É sinal de inteligência e sabedoria falar pouco, falar bem e não falar mal de ninguém.
Contudo, calar-se é ainda mais importante quando calar-se é dizer tudo.
Há quem se cale por não ter realmente nada para nos dizer, mas há também quem se cale por omissão, quando seria um dever falar, escrever, gritar, colocar a boca no trobone, como se dizia antigamente.
Calar-se na hora certa e por motivos certos é uma verdadeira arte cujas regras um pequeno livro do Abade Dunouart quer nos transmitir. Autor francês do século XVIII, suas admoestações para que façamos silêncio, ainda hoje são pertinentes.
Sutileza não lhe falta. Ao mesmo tempo que recomenda o silêncio, lembra que há silêncios falsos, aqueles que simulam uma sabedoria, que, de fato, inexiste. Nem sempre calar-se significa profundidade de pensamentos Pelo contrário, é camada de verniz que recobre um vazio sepulcral.
Mas há ainda outros silêncios e, alguns deles, diabólicos.Há o silêncio manipulador, há o silêncio torturante, o silêncio chantagista, o silêncio rancoroso, o silêncio conivente, o silêncio de zombaria,o silêncio imbecil, o silêncio do desprezo. Há pessoas que matam com seu silêncio. Há silêncios que esmagam a justiça e a bondade na calada da noite.
Por isso, o silêncio rico de significado é, ainda mais apreciável e luminoso.

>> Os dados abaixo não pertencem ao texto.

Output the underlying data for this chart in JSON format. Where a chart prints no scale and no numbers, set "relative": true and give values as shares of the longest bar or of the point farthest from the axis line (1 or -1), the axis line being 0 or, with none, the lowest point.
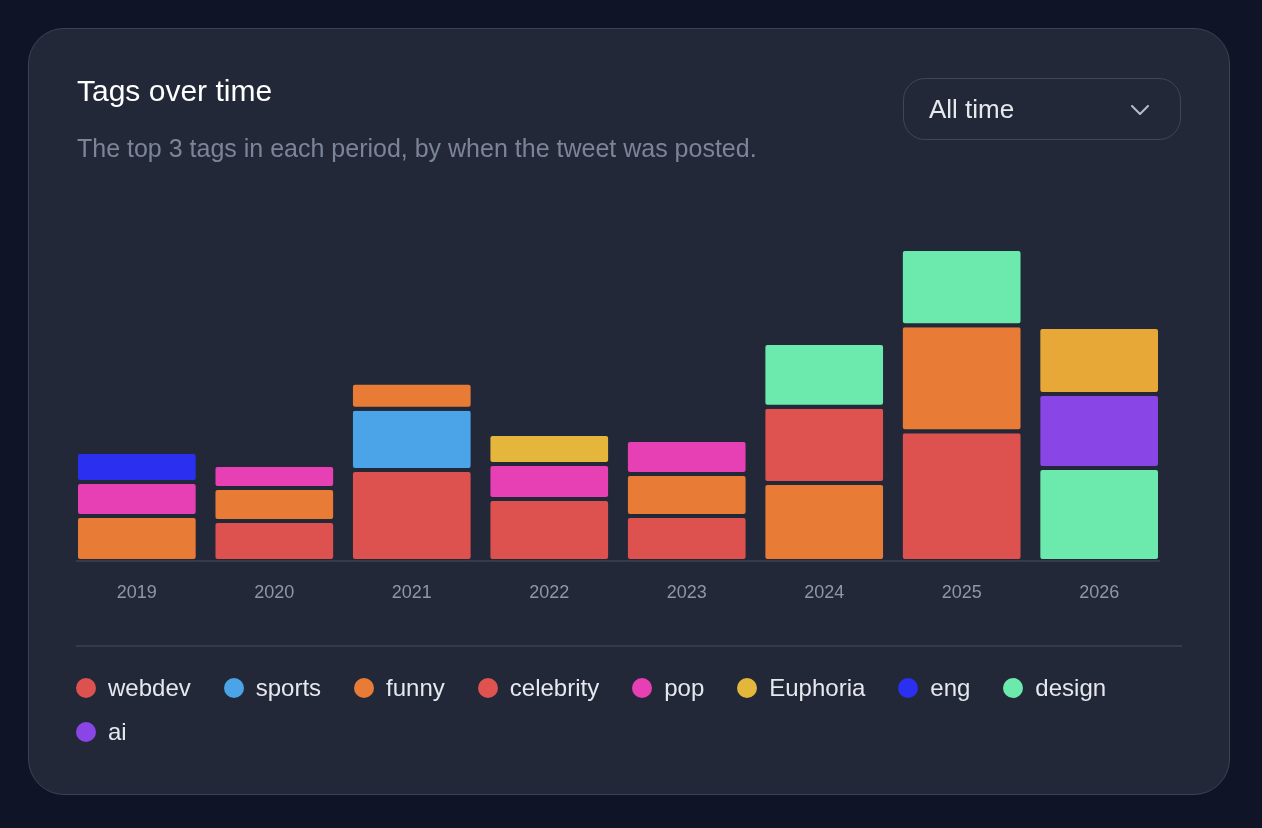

Falo do silêncio que prenuncia novas palavras.
Falo do silêncio que é solidariedade na dor.
Falo do silêncio que soluciona cisões.
Falo do silêncio que pergunta.
Falo do silêncio que perdoa.
Falo do silêncio que ama.
O silêncio mais puro é aquele que guarda confidência.Este silêncio jamais é excessivo. Não se deve apregoar aos quatro ventos, o que foi murmurado na intimidade da amizade e do amor.
O silêncio mais sábio é aquele que fazemos diante dos impertinentes, intolerantes e desbocados. É o silêncio do Cristo inocente, diante dos acusadores, o silêncio dos espaços infinitos, diante da quase infinita capacidade nossa de falar ou escrever sem razão.
Calar na maneira certa é deixar que uma voz mais profunda seja ouvida. A voz severa, a voz serena, a voz suave e firme da verdade.
O verdadeiro silêncio diz a verdade que não se pode calar.
O verdadeiro silêncio nunca será cedo demais.
Quero ouvir o silêncio que tudo explica.